31st January 2020, Totally Wicked Stadium, St Helens, England; Betfred Super League, Saint Helens v Salford Red Devils : Alex Walmsley (8) of St Helens scores a try and celebrates

Much was made of the changes to the play the ball laws ahead of the new season, only for fans to be left frustrated by seemingly little change in the games themselves.

In this week’s Last Tackle podcast, former Super League referee Ian Smith suggests that referees are reluctant to thoroughly enforce the new laws, due to the insistence that a scrum should be awarded as a result – rather than the traditional penalty.

If it was enforced for every incorrect play the ball as per the revised law, we could be looking at an extra 25 scrums per game on average.

We sat down with St Helens and England prop Alex Walmsley to ask how the players are told about the new laws and how they adapt.

He said: “I think they address the clubs and the coaches with the rule changes first, and then we’ve had referees come in when we’ve done sessions as a squad.

“They’ve come in and refereed our training sessions, probably to give themselves practice, as well as us.

“They explain the rules there as well, so we are well informed as players, and I think it’s just going to be a bit of a teething process for us as players learning the new interpretations.

“It’s part of the game where the fans have been frustrated and wanted it to be cleared up one way or another.

“There was a lot of grey areas, and there still is a bit, but I’m sure as the weeks go by, we as players will get accustomed to what’s expected of us.

“I don’t think you can instantly just change the way you play the ball, it’s something you’re going to have to do over a period of time.

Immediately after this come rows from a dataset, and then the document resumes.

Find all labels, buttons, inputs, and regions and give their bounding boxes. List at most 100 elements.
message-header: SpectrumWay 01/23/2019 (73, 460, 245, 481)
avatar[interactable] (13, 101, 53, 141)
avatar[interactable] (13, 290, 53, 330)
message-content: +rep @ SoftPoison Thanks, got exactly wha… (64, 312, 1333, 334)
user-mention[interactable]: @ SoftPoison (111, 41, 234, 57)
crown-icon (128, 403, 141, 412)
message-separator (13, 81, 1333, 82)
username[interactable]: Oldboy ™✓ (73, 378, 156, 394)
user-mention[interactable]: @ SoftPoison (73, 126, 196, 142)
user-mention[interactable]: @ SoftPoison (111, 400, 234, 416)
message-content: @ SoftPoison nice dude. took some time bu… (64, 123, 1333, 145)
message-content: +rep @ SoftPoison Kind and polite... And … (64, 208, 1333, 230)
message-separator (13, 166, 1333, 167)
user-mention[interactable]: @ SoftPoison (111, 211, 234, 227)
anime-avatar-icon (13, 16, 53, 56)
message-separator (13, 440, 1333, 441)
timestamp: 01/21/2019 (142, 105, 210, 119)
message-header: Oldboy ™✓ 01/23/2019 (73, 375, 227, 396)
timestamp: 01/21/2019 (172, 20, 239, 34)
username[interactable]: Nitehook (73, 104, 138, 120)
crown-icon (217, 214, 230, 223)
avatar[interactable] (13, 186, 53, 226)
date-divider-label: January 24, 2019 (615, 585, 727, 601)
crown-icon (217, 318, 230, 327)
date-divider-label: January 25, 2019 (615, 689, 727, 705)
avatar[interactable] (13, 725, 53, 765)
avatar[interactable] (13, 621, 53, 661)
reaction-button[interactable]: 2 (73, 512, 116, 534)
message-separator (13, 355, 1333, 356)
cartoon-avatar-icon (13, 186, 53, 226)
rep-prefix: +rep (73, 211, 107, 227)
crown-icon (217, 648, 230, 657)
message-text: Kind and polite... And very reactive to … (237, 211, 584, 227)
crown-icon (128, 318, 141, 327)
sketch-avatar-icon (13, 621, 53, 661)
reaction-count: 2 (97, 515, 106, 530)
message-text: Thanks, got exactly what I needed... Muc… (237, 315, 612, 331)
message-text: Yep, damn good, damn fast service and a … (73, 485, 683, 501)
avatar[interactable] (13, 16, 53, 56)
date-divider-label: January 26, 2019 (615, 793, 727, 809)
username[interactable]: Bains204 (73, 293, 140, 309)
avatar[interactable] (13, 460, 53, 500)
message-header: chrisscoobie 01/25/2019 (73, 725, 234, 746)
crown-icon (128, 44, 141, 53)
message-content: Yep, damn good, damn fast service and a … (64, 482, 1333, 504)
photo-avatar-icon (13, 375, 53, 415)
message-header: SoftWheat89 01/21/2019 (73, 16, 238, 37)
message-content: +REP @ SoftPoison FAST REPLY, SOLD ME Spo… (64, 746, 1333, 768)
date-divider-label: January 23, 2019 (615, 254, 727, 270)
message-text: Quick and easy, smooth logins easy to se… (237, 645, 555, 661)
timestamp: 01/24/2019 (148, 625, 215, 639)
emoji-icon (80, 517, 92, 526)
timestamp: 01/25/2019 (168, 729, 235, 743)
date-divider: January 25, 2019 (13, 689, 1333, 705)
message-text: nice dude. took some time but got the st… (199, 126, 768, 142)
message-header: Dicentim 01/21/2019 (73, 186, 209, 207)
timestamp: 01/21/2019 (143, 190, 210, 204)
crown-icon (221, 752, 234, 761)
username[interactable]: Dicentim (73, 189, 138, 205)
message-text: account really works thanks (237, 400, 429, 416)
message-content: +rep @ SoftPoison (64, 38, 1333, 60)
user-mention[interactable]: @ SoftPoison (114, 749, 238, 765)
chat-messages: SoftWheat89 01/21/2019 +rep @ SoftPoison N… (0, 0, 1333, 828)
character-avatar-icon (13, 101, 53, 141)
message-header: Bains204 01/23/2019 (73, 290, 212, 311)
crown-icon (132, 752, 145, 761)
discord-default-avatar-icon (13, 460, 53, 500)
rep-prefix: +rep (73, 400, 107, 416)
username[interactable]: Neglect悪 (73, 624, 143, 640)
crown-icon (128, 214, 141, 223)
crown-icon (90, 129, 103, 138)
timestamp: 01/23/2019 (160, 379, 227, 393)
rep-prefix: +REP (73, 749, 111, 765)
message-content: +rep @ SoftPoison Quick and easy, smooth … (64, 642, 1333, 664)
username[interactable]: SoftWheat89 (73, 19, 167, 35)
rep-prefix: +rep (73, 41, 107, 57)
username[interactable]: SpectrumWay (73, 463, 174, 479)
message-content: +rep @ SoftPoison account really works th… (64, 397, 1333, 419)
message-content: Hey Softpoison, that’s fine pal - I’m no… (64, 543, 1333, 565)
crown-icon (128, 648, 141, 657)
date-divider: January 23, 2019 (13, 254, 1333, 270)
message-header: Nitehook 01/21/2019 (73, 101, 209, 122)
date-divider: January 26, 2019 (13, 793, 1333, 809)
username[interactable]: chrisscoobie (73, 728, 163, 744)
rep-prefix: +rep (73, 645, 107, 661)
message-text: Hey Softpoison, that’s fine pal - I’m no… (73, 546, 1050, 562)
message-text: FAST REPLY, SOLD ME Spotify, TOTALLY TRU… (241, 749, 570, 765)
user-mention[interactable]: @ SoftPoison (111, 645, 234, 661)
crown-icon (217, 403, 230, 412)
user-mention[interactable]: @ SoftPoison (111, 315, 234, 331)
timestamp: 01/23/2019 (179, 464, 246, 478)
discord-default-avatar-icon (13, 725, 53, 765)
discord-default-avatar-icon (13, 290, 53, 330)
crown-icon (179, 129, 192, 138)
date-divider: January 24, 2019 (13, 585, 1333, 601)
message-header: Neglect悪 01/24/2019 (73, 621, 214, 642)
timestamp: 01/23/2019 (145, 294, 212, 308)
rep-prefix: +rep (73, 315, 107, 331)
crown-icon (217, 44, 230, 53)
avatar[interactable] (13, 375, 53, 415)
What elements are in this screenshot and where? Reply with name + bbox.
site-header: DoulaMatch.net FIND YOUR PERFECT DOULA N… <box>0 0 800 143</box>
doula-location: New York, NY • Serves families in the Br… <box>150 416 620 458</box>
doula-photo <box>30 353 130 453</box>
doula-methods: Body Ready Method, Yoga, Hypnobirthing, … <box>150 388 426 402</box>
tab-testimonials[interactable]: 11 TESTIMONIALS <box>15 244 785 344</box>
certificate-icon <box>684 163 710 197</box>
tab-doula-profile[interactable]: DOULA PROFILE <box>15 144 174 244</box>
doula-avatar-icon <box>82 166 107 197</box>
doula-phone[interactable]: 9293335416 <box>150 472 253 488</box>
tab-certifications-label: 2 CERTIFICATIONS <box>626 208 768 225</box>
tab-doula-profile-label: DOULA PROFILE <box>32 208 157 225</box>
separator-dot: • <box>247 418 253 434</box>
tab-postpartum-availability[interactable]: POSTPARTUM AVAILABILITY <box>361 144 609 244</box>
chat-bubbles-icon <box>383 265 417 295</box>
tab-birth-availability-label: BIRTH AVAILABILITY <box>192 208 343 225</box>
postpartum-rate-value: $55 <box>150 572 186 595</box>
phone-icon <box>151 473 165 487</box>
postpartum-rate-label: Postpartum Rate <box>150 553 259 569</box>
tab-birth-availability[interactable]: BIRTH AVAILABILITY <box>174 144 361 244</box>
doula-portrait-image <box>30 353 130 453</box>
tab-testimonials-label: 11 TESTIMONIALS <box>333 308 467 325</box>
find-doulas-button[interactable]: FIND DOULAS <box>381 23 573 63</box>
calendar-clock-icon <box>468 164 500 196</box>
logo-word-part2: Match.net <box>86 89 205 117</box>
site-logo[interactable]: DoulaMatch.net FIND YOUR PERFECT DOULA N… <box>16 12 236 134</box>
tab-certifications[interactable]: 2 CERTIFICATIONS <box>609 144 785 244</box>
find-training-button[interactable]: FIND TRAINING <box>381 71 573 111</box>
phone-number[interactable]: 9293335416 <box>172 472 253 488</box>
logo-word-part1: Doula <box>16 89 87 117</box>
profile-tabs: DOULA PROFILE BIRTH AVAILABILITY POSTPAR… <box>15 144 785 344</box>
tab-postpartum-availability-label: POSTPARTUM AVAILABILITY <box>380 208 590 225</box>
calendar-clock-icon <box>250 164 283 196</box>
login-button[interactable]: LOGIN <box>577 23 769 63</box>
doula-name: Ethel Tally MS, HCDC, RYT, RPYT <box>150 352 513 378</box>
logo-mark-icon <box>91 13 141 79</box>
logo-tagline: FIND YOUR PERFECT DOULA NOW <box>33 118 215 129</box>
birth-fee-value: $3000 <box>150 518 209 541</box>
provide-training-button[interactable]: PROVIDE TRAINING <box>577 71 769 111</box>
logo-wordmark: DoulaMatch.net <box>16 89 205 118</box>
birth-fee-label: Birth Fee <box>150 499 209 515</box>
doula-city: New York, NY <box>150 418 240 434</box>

“Obviously it’s an area where they wanted to change, and it’s up to us as players to respond to that.”

Another topic covered by Ian Smith in the podcast was the dual-referee system which is employed by the NRL.

However, he has doubts over that system due to the lack of authority that promotes, and means referees are too busy communicating with each other rather than players.

The main benefits of having two referees is to clear up the ruck, and establish just what has happened when the ball comes loose in a carry.

On that, Walmsley added: “It’s hard because there can be that many people involved in a tackle sometimes we might expect too much of the referees to get every single decision right.

“They are human at the end of the day and they cop a lot of flack which is part of the position they’re in, they’re not going to get every single decision right.

“Obviously as players we hope for the right decisions to come across but if you’re not going to get them there’s always responsibility on the ball carrier to keep control of the ball.

“If you’re fully in control of the ball and you stop people from stripping it whether it’s illegal or not you’ll give the referees less decisions to make anyway.

“It can be frustrating when the decisions are wrong but I don’t think we can kid ourselves and expect the referees to get every single decision right, there’s obviously a responsibility on the players there as well.”